During this time, he amassed a number of underground mixtapes and singles that were met with regional praise. His debut album, The Co-Op (2007) was released independently as a collaborative project with DJ Envy. He signed with Fabolous' Street Family Records by 2007, and gained further recognition for his 2010 single "I'm Ill" (featuring Fabolous). He then signed with Akon's Konvict Muzik and Puff Daddy's Bad Boy Records through a triple-joint venture with Interscope Records to release his 2011 commercial single, "Fly Together" (featuring Rick Ross and Ryan Leslie). Intended to lead his major label debut album ShakeDown, the song and its follow-up singles failed to enter mainstream charts and led to the album's cancellation; he quietly parted ways with the labels shortly after.

== Personal life ==
Red Café is an East Coast rapper, and has been closely identified with Brooklyn, New York City throughout his career. His nickname "Red" was his father's nickname; "Red Café" is what was stamped on bags of his drug merchandise. Café stated that he was born in Guyana, but he and his family moved to Brooklyn at the age of six.

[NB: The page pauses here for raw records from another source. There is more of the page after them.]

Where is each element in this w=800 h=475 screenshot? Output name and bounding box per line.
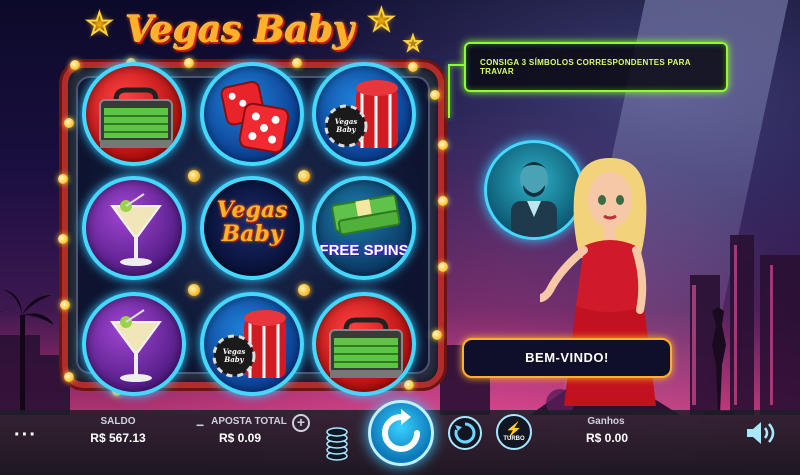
balance-label: SALDO xyxy=(100,416,136,427)
chip-label: Vegas Baby xyxy=(334,117,358,134)
bulb xyxy=(438,140,448,150)
turbo-button[interactable]: ⚡ TURBO xyxy=(496,414,532,450)
bulb xyxy=(58,234,68,244)
refresh-icon xyxy=(382,409,420,452)
bulb xyxy=(430,90,440,100)
symbol-martini xyxy=(82,176,186,280)
message-connector xyxy=(448,66,450,118)
total-bet-label: APOSTA TOTAL xyxy=(211,416,287,427)
symbol-money-briefcase xyxy=(82,62,186,166)
spin-button[interactable] xyxy=(368,400,434,466)
symbol-dice xyxy=(200,62,304,166)
message-connector xyxy=(448,64,464,66)
symbol-poker-chips: Vegas Baby xyxy=(200,292,304,396)
welcome-banner: BEM-VINDO! xyxy=(462,338,672,378)
game-logo: Vegas Baby xyxy=(125,9,355,51)
bulb xyxy=(184,58,194,68)
total-bet-value: R$ 0.09 xyxy=(218,431,262,445)
increase-bet-button[interactable]: + xyxy=(292,414,310,432)
lightning-icon: ⚡ xyxy=(505,421,523,437)
coin-stack-icon[interactable] xyxy=(325,422,349,462)
symbol-logo-text: Vegas Baby xyxy=(216,197,288,247)
symbol-free-spins: FREE SPINS xyxy=(312,176,416,280)
free-spins-text: FREE SPINS xyxy=(319,242,409,259)
star-icon: ★ xyxy=(367,4,396,37)
reel-connector xyxy=(188,170,200,182)
decrease-bet-button[interactable]: − xyxy=(196,417,204,433)
bulb xyxy=(438,262,448,272)
bulb xyxy=(64,372,74,382)
symbol-martini xyxy=(82,292,186,396)
menu-button[interactable]: ··· xyxy=(14,424,37,447)
bulb xyxy=(60,300,70,310)
bulb xyxy=(70,60,80,70)
reel-connector xyxy=(188,284,200,296)
symbol-vegas-baby-logo: Vegas Baby xyxy=(200,176,304,280)
bulb xyxy=(432,330,442,340)
autoplay-icon xyxy=(454,422,476,444)
balance-value: R$ 567.13 xyxy=(90,431,146,445)
sound-icon[interactable] xyxy=(745,420,775,446)
bulb xyxy=(438,196,448,206)
reel-connector xyxy=(298,170,310,182)
hint-message: CONSIGA 3 SÍMBOLOS CORRESPONDENTES PARA … xyxy=(464,42,728,92)
reel-connector xyxy=(298,284,310,296)
star-icon: ★ xyxy=(85,8,114,41)
turbo-label: TURBO xyxy=(503,436,525,442)
bulb xyxy=(64,118,74,128)
symbol-money-briefcase xyxy=(312,292,416,396)
winnings-label: Ganhos xyxy=(587,416,625,427)
bulb xyxy=(58,174,68,184)
star-icon: ★ xyxy=(403,33,423,55)
winnings-value: R$ 0.00 xyxy=(585,431,629,445)
autoplay-button[interactable] xyxy=(448,416,482,450)
chip-label: Vegas Baby xyxy=(222,347,246,364)
symbol-poker-chips: Vegas Baby xyxy=(312,62,416,166)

He was imprisoned for four years starting in 1992.

== Career ==
After his release from jail, he joined the group Da Franchise, which consisted of Gravy and Q Da Kid and were signed by Violator Records. The group released the 2000 single "We Gotta Eat". Seeing further promise in his solo work, Café parted ways with the group shortly after. He was signed by Arista in 2003, Capitol (Hoo-Bangin' Records) in 2005, Universal (Konvict Muzik) in 2006, and Interscope (Konvict Muzik) in 2007, but failed to release a major studio album with each. His song "All Night Long" was included on the 2005 soundtrack to the film Coach Carter. As an underground rapper, his work is not internationally recognized, though he has been rapping on the circuit since the late 1990s.

He released an album with DJ Envy, The Co-Op, in 2007. Remy Ma was featured on the album. Red Cafe made an original song, "Stick'm" for the video game Grand Theft Auto IV.

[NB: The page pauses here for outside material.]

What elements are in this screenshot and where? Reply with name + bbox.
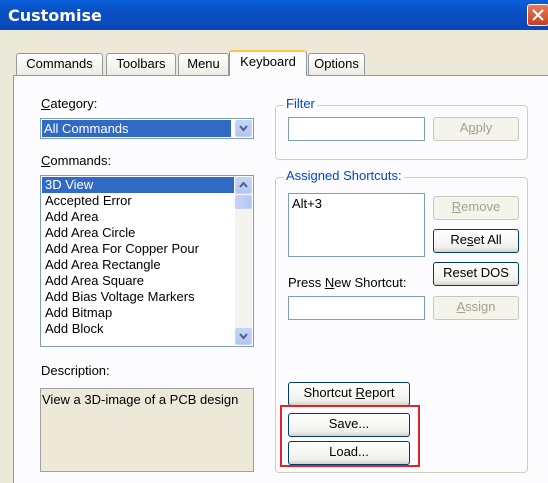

On March 17, 2011, Café released his retail mixtape, Above the Cloudz. On January 13, 2012, Café released his mixtape Hell's Kitchen. On December 12, 2012, Café released his mixtape American Psycho. American Psycho has featurings coming from French Montana, Chief Keef, Fabolous, Jeremih, T-Pain, Trey Songz, The Game, and 2 Chainz, with production from Young Chop, Reefa, Soundsmith Productions, and others.

On February 17, 2014, Café released his mixtape American Psycho 2. On July 29, 2014, Café released his latest single entitled "Pretty Gang" featuring frequent collaborator and close friend Fabolous.

=== Acting ===
In 2009, Café played Primo, the freestyle battle rapper, in the 2009 Biggie Smalls biopic Notorious. The film starred fellow Da Franchise member Gravy who portrayed Smalls. In 2011, he performed at the debut television event of the Urban Wrestling Federation, though the show was never released. Red Cafe co-wrote and performed uncredited guest vocals on Rick Ross' song "Peace Sign", from Ross' eighth studio album Black Market (2015).